Why would they name a town Hill City? It is the oldest city in Pennington County, South Dakota. I think the named is derived from the fact that it is near the geographic center of the famous Black Hills of South Dakota. And much like the other small towns here, mining played a central role in its formation. But rather than gold or silver, it was tin mining in the 1880s that brought fame to Hill City.
Nevertheless, Hill City has benefitted greatly from the growth of tourism to Custer, Mt. Rushmore, and the Black Hills. Can you guess why we are here?
The Black Hills Central Railroad restored the narrow gauge railroad back to its former glory in 2001. The railroad has been featured on numerous television shows, such as Gunsmoke, and the soap opera, General Hospital. The original line is now a bicycle trail, named for George S. Mickelson in the 1990s.

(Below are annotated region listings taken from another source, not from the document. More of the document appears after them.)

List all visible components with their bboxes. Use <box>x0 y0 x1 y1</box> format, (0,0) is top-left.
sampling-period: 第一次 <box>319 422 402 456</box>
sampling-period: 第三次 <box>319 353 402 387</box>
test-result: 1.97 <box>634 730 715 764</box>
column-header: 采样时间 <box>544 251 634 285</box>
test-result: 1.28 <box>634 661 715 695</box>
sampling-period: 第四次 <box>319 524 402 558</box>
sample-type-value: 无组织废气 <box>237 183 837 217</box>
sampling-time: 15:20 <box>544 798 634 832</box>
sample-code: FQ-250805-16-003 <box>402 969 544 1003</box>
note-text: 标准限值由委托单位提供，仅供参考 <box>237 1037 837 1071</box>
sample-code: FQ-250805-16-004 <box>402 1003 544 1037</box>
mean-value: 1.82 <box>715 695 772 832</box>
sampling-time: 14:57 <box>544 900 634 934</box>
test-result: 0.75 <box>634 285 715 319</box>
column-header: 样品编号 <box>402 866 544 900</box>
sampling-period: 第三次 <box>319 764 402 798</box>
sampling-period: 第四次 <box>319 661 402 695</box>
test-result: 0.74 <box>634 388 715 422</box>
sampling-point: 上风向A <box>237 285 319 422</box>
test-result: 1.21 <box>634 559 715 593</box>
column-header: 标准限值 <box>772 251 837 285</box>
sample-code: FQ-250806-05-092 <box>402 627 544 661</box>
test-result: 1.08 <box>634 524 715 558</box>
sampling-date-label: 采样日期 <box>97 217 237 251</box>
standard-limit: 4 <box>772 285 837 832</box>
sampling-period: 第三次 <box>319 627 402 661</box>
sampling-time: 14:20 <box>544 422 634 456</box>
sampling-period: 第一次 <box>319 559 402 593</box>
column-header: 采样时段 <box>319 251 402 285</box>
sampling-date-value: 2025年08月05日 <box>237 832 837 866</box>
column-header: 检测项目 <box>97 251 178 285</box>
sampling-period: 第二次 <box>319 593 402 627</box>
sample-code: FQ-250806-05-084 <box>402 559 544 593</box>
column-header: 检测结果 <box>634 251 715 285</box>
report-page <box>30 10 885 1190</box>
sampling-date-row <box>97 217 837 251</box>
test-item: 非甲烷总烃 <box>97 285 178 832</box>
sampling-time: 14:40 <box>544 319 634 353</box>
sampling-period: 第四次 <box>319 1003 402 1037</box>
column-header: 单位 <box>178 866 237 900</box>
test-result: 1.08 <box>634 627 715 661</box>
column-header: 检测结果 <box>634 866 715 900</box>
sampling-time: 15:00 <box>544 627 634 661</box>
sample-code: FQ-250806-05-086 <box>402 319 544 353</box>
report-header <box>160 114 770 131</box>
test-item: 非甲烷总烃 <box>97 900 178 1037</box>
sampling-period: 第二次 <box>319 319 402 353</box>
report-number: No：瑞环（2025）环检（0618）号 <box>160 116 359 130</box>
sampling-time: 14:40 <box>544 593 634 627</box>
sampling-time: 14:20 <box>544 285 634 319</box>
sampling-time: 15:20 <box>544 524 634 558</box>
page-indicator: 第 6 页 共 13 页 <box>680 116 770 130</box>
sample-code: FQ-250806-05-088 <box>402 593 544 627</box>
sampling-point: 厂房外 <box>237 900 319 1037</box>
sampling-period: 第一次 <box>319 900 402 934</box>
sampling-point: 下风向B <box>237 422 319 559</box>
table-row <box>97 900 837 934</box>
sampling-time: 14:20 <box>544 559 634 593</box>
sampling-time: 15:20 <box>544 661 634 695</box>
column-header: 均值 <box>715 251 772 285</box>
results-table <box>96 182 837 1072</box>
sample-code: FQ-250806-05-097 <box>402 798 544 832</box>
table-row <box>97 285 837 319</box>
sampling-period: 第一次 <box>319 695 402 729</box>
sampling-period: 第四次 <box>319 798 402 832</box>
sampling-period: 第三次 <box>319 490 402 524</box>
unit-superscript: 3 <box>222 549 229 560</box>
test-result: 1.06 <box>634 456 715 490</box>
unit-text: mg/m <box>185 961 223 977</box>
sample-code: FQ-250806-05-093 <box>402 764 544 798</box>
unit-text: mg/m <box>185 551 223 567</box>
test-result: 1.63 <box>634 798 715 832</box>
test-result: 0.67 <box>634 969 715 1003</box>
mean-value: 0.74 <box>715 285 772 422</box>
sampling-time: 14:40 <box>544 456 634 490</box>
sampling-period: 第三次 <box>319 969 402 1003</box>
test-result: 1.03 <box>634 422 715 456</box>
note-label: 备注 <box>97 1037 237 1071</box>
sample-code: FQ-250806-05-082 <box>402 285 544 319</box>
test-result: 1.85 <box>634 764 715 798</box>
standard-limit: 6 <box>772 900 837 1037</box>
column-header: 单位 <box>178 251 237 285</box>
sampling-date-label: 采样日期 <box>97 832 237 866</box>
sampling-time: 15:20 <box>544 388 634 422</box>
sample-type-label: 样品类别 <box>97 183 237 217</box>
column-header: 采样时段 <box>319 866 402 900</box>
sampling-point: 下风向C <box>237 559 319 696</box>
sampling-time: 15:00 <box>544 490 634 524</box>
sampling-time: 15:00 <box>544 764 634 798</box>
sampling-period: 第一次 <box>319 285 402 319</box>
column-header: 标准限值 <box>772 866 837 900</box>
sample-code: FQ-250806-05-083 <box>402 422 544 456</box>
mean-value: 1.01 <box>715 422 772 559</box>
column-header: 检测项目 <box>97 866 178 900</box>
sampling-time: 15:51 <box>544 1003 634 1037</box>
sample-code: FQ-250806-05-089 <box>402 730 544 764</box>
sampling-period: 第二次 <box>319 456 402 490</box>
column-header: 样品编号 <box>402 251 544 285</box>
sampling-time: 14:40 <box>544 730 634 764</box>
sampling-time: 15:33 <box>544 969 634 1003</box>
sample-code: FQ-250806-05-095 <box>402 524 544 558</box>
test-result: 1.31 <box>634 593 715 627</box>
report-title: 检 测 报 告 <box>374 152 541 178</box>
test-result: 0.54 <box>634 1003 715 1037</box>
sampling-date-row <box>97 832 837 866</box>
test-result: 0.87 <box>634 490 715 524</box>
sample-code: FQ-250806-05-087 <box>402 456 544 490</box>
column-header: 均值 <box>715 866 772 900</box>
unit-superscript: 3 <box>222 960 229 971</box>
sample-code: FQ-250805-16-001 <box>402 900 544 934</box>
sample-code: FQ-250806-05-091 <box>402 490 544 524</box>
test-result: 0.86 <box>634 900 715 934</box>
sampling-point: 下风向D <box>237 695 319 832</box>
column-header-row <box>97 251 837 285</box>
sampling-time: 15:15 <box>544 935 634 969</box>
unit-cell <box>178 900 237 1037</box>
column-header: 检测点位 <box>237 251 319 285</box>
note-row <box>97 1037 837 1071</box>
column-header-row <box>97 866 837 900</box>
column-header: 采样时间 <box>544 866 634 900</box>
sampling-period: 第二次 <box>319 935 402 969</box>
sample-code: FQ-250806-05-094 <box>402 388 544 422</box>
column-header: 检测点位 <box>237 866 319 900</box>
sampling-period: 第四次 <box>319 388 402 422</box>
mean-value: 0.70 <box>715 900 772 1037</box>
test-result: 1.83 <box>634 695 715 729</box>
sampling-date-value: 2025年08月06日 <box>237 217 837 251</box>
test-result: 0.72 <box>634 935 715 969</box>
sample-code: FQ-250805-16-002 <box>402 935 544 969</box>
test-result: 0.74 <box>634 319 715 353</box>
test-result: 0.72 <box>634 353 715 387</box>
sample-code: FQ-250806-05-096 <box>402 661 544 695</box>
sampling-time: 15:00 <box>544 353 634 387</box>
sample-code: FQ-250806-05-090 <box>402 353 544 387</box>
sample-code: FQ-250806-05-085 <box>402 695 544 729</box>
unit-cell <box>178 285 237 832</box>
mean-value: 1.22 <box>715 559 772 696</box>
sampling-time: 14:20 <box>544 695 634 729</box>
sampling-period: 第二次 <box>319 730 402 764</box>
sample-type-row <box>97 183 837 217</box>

But more importantly, American paleontologist, Sue Hendrickson discovered the fossil that would become the most complete skeleton of Tyrannosaurus Rex. Here is the story:
On August 12, 1990, Sue Hendrickson, an American paleontologist working for the Black Hills Institute of Geological Research discovered the fossil of what would become the most complete skeleton of a Tyrannosaurus Rex ever discovered. The fossil was named “Sue” after the woman who discovered it. After discovery, excavation, and transport to the Institute’s facilities in Hill City, controversy arose as to who the rightful owners of the fossil was. The parties in dispute were the land owner, Maurice Williams, the tribe – and thus the federal government, and the Black Hills Institute. On May 12, 1992 FBI agents seized Sue from the Institute over the course of three days. The fossil was shipped to South Dakota School of Mines and Technology. Through the ongoing court battle it was finally decided that Maurice Williams was the owner of the fossil. The federal government later brought a 39 count 153 charge indictment against the institute and several of its members which was related to this case and other fossils. This case turned into the longest criminal trial in South Dakota state history. Finally Peter Larson the president of the institute was convicted on two counts of customs violations for which he served two years in federal prison. Sue was finally auctioned off by Sotheby’s auction house, and sold by Maurice Williams to the Field Museum in Chicago, Illinois for 8.36 million dollars.
What a story! So, my next question is, what else might we find out here? And why would anyone want a fossil named after them?